Ms Hickey said Tasmania needs people in Parliament who can think and talk for themselves, and not be dominated by factional warlords whose instructions their parliamentary party members must follow robotically.

“A broader-based more diverse parliament with strong independents will work. A minority government will have to negotiate with the other parties and independents and Tasmania will get superior decisions, so we’ll all be better off for it.

“If I am elected next Saturday, I commit to work cooperatively with all other elected members to get the very best outcome for Tasmania.”


Media release – Neil Spark, President of Tasmanian Constitution Society, 17 March 2024

‘Stability’ proposal undemocratic

The Liberals’ proposal to force MPs out of parliament who resign from their party is undemocratic. People vote for candidates, not parties.
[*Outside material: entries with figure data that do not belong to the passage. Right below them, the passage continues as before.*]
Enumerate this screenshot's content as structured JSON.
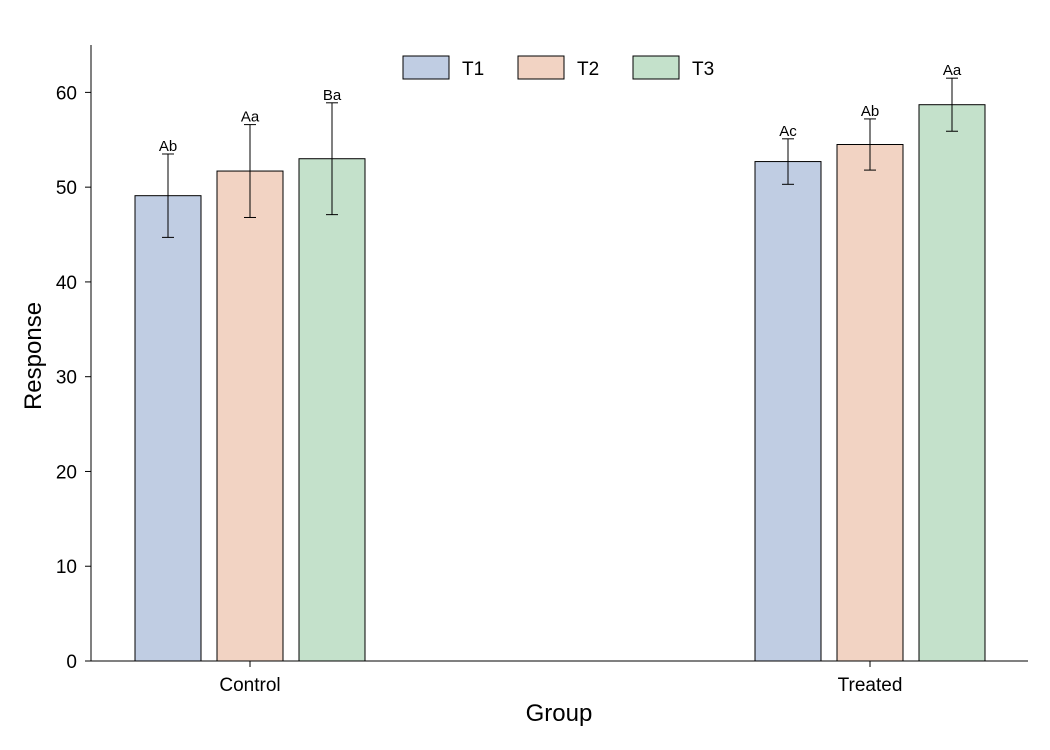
{
  "chart_data": {
    "type": "bar",
    "categories": [
      "Control",
      "Treated"
    ],
    "series": [
      {
        "name": "T1",
        "color": "#c0cde3",
        "values": [
          49.1,
          52.7
        ],
        "errors": [
          4.4,
          2.4
        ],
        "labels": [
          "Ab",
          "Ac"
        ]
      },
      {
        "name": "T2",
        "color": "#f2d3c3",
        "values": [
          51.7,
          54.5
        ],
        "errors": [
          4.9,
          2.7
        ],
        "labels": [
          "Aa",
          "Ab"
        ]
      },
      {
        "name": "T3",
        "color": "#c4e1cb",
        "values": [
          53.0,
          58.7
        ],
        "errors": [
          5.9,
          2.8
        ],
        "labels": [
          "Ba",
          "Aa"
        ]
      }
    ],
    "xlabel": "Group",
    "ylabel": "Response",
    "ylim": [
      0,
      65
    ],
    "yticks": [
      0,
      10,
      20,
      30,
      40,
      50,
      60
    ],
    "legend_position": "top-center",
    "grid": false
  }
}
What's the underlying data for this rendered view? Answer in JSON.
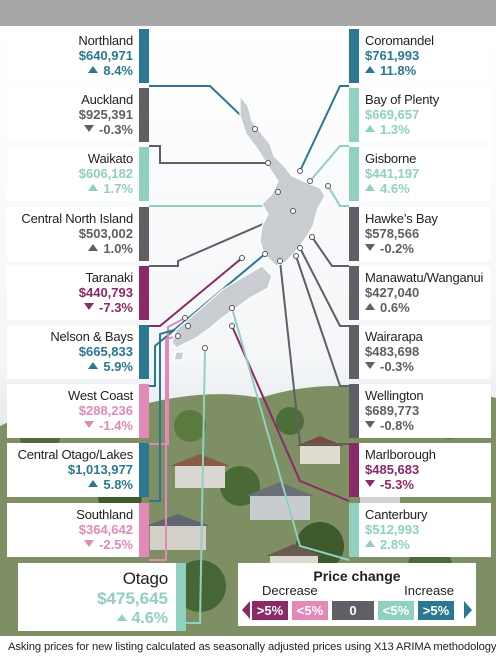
{
  "colors": {
    "dec_strong": "#8a2a66",
    "dec_mild": "#e289b8",
    "neutral": "#5f6066",
    "inc_mild": "#8fd0c1",
    "inc_strong": "#2c7892"
  },
  "regions_left": [
    {
      "name": "Northland",
      "price": "$640,971",
      "change": "8.4%",
      "dir": "up",
      "cat": "inc_strong"
    },
    {
      "name": "Auckland",
      "price": "$925,391",
      "change": "-0.3%",
      "dir": "down",
      "cat": "neutral"
    },
    {
      "name": "Waikato",
      "price": "$606,182",
      "change": "1.7%",
      "dir": "up",
      "cat": "inc_mild"
    },
    {
      "name": "Central North Island",
      "price": "$503,002",
      "change": "1.0%",
      "dir": "up",
      "cat": "neutral"
    },
    {
      "name": "Taranaki",
      "price": "$440,793",
      "change": "-7.3%",
      "dir": "down",
      "cat": "dec_strong"
    },
    {
      "name": "Nelson & Bays",
      "price": "$665,833",
      "change": "5.9%",
      "dir": "up",
      "cat": "inc_strong"
    },
    {
      "name": "West Coast",
      "price": "$288,236",
      "change": "-1.4%",
      "dir": "down",
      "cat": "dec_mild"
    },
    {
      "name": "Central Otago/Lakes",
      "price": "$1,013,977",
      "change": "5.8%",
      "dir": "up",
      "cat": "inc_strong"
    },
    {
      "name": "Southland",
      "price": "$364,642",
      "change": "-2.5%",
      "dir": "down",
      "cat": "dec_mild"
    }
  ],
  "regions_right": [
    {
      "name": "Coromandel",
      "price": "$761,993",
      "change": "11.8%",
      "dir": "up",
      "cat": "inc_strong"
    },
    {
      "name": "Bay of Plenty",
      "price": "$669,657",
      "change": "1.3%",
      "dir": "up",
      "cat": "inc_mild"
    },
    {
      "name": "Gisborne",
      "price": "$441,197",
      "change": "4.6%",
      "dir": "up",
      "cat": "inc_mild"
    },
    {
      "name": "Hawke’s Bay",
      "price": "$578,566",
      "change": "-0.2%",
      "dir": "down",
      "cat": "neutral"
    },
    {
      "name": "Manawatu/Wanganui",
      "price": "$427,040",
      "change": "0.6%",
      "dir": "up",
      "cat": "neutral"
    },
    {
      "name": "Wairarapa",
      "price": "$483,698",
      "change": "-0.3%",
      "dir": "down",
      "cat": "neutral"
    },
    {
      "name": "Wellington",
      "price": "$689,773",
      "change": "-0.8%",
      "dir": "down",
      "cat": "neutral"
    },
    {
      "name": "Marlborough",
      "price": "$485,683",
      "change": "-5.3%",
      "dir": "down",
      "cat": "dec_strong"
    },
    {
      "name": "Canterbury",
      "price": "$512,993",
      "change": "2.8%",
      "dir": "up",
      "cat": "inc_mild"
    }
  ],
  "otago": {
    "name": "Otago",
    "price": "$475,645",
    "change": "4.6%",
    "dir": "up",
    "cat": "inc_mild"
  },
  "legend": {
    "title": "Price change",
    "decrease_label": "Decrease",
    "increase_label": "Increase",
    "items": [
      {
        "label": ">5%",
        "cat": "dec_strong"
      },
      {
        "label": "<5%",
        "cat": "dec_mild"
      },
      {
        "label": "0",
        "cat": "neutral"
      },
      {
        "label": "<5%",
        "cat": "inc_mild"
      },
      {
        "label": ">5%",
        "cat": "inc_strong"
      }
    ]
  },
  "footnote": "Asking prices for new listing calculated as seasonally adjusted prices using X13 ARIMA methodology."
}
And members’ priority should be their constituents, not their party.

The proposal would take power from MPs and give it to parties. If an MP became aware the parliamentary party leadership was corrupt or behaving unconscionably, they would have the choice of staying and betraying their conscience and the interests of their constituents or be kicked out of parliament.

The proposal would be open to abuse. If a party leader took a dislike to an MP, she or he could force the MP out of the party and parliament.

Andrew Inglis Clark – who devised our brilliant electoral system – was wary of parties’ power and the influence of their unelected leaders and staffers. The Liberals’ proposal undermines the intention of our system.

 


Very, very dangerous move. Calling this a threat to democracy is not over stating it.

If a member of a party became convinced that the leadership group were actively protecting a group of pedophiles operating in the community… she chooses to resign from the Party. Those party leaders can the expel her from the Parliament?

Try and change these laws. I suspect it will end up – rightly so – in the High Court…. And the laws will be thrown out.

Another believable scenario… member is elected with publicly known progressive views on abortion. The leadership of her party changes leader and that leader changes the platform to very conservative views on abortion. What is she to do?

The worst thought out policy announcement of the whole campaign and that’s saying something. They will be retracting this within days.